Über den Zeitrahmen dagegen bin ich mir unsicher. Aber ich glaube, es ist auch gar nicht so wichtig, ob wir die Wende bis 2020 oder 2025 schaffen. Wichtig ist, dass wir jetzt die Weichen stellen. Dazu gehört auch, sich von der Illusion zu lösen, das Ganze gäbe es zum Nulltarif. Der massive Umbau der Energiewirtschaft bedeutet eine komplette Transformation der Industriegesellschaft.

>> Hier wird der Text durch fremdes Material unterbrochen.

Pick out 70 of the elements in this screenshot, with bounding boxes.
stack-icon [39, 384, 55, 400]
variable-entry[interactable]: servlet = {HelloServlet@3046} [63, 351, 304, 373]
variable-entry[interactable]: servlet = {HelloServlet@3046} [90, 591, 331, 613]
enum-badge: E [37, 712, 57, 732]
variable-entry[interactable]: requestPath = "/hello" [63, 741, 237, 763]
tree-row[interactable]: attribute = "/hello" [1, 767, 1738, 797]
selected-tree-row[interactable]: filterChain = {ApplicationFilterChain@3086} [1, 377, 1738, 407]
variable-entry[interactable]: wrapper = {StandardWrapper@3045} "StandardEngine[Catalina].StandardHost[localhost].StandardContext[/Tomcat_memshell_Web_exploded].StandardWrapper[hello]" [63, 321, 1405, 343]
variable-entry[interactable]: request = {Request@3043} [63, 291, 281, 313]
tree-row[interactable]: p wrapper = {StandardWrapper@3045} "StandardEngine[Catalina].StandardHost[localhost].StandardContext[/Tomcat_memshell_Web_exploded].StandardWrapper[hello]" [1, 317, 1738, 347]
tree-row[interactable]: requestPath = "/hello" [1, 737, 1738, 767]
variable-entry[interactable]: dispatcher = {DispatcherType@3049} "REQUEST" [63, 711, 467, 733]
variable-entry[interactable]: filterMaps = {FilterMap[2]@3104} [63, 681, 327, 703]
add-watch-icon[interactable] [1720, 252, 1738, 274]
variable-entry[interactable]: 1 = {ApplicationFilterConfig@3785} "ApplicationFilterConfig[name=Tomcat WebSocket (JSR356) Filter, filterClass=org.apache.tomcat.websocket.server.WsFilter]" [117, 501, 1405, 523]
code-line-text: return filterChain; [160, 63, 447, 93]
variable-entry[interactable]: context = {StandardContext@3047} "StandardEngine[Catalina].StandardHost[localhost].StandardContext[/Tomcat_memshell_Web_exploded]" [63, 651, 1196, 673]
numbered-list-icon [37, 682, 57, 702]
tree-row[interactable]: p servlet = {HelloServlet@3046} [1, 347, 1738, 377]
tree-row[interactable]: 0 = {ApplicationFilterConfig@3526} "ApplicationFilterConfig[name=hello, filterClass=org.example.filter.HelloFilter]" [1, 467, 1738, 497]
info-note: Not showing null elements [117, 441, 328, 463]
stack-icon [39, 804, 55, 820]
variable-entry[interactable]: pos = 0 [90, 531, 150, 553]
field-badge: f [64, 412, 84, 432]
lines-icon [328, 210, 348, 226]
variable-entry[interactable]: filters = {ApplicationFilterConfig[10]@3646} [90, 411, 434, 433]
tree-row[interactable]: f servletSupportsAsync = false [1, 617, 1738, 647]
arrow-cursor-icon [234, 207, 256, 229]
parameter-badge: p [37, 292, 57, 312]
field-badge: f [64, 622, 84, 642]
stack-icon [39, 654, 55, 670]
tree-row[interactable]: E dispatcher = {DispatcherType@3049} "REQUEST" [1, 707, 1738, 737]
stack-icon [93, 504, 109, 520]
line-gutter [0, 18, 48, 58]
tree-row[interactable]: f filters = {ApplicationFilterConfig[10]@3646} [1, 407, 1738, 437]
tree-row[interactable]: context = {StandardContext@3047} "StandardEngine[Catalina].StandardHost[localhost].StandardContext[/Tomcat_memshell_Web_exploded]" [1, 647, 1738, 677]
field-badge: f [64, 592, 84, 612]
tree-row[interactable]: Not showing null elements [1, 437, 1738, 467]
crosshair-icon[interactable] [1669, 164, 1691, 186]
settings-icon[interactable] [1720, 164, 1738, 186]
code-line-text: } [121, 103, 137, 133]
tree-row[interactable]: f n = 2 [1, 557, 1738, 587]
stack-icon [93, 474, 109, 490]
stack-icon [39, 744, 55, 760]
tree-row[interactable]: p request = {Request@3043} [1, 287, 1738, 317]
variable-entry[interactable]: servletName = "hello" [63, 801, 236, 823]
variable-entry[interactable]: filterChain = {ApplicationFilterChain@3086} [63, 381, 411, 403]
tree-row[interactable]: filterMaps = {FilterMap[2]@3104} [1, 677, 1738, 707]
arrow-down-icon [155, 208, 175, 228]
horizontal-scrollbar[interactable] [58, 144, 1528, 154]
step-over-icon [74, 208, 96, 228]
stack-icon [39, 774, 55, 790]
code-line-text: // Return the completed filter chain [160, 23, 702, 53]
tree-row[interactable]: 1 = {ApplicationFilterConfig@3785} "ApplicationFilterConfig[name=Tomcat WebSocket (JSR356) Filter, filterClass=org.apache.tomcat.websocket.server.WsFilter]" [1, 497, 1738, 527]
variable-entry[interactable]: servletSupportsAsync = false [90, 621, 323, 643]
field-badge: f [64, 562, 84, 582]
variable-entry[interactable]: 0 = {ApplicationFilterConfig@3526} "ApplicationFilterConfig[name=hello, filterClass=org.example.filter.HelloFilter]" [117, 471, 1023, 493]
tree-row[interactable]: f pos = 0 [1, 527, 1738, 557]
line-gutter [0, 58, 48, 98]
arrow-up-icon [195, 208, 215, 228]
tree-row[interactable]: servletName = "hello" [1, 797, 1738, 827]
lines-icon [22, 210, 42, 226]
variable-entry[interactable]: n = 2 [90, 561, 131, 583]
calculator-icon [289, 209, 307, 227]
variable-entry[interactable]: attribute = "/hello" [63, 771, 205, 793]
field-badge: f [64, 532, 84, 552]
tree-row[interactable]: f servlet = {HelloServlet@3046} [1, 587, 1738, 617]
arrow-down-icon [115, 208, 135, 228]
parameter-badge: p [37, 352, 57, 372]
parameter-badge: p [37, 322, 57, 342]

Letztlich werden sich die Mühen aber lohnen. Zum Beispiel für den Verbraucher, wenn der in der Lage sein wird, ganz ohne Subventionen seinen erzeugten Strom zu wettbewerbsfähigen Preisen in das Netz einzuspeisen. Es müssen nur die Anreize stimmen. Gerade der Solarbereich bietet sich dafür an. Eine Solaranlage kann sich jeder aufs Dach schrauben. Es wird Schäden geben, Reparaturen fallen an. Das ist auch gut für das Handwerk.
Insofern bedeutet die Energiewende mit ihrer dezentralen Strategie der Stromerzeugung auch eine Beschäftigungsinitiative für die nächsten Jahrzehnte.